Arguably, Baz Luhrmann's Australia is the most ambitious, creative and expensive engagement with our nation's past since the opening of the National Museum of Australia in 2001. In December 2009, Shino Konishi and Maria Nugent convened a conference on the film at the National Museum of Australia, generously supported by the Museum’s Centre for Historical Research and the Australian Centre for Indigenous History.
The conference presented scholars and students with an opportunity to review and extend initial debates about Australian history and identity that Luhrmann's re-visioning of Australia's past provoked. Papers and panels explored the myriad ways in which the film (along with other films, fictional and non-fictional texts, and histories) engaged with Australia's national history, self-fashioning, and identity.
The keynote address, ‘Transnational Glamour, National Allure: on preferring Baz Luhrmann to Zhang Yimou’, was given by Professor Meaghan Morris, Chair Professor of Cultural Studies, Lingnan University (Hong Kong) and Professor of Gender and Cultural Studies, University of Sydney. Professors Lynette Russell (Monash) and Ann Curthoys (University of Sydney) contributed to the plenary session.

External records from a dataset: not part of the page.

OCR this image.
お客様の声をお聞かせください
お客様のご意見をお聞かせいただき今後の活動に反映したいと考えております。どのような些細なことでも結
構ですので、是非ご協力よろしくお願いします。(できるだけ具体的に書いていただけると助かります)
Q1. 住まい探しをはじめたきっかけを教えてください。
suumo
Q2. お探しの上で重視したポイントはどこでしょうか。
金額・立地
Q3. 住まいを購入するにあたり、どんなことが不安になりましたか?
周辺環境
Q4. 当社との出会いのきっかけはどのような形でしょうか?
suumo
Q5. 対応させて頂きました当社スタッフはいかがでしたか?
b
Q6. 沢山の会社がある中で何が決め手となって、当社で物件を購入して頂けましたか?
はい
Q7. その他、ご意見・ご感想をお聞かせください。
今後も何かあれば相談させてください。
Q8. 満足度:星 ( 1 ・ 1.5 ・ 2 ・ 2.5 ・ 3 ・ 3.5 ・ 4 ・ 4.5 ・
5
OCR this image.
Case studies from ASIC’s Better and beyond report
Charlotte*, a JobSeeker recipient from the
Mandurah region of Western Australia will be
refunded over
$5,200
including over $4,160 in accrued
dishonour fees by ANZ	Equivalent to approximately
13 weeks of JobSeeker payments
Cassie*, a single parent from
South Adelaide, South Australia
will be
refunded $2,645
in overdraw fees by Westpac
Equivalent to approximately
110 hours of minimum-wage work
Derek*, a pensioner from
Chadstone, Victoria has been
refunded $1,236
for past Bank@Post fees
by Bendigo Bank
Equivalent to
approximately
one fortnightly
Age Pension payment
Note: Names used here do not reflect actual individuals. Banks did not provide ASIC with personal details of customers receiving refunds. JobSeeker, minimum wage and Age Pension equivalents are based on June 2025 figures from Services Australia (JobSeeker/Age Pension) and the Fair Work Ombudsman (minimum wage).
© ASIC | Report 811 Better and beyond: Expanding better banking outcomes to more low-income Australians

Maria and Shino have recently guest edited a special volume of Studies in Australasian Cinema (4:2), which presents a collection of articles based on papers given at the conference. They have also published an essay on the conference, ‘Reviewing Indigenous History in Baz Luhrmann’s Australia’, in Inside Story. In 2011, they each published an article on Aboriginal history and Baz Luhrmann's "Australia". Shino's article 'The four fathers of Australia: Baz Luhrmann's depiction of Aboriginal history and paternity in the Northern Territory' appeared in History Australia, 8 (1), 2011, and Maria's article 'Every right to be there': Cinema spaces and racial politics in Baz Luhrmann's Australia' was published in Australian Humanities Review, Issue 51, 2011.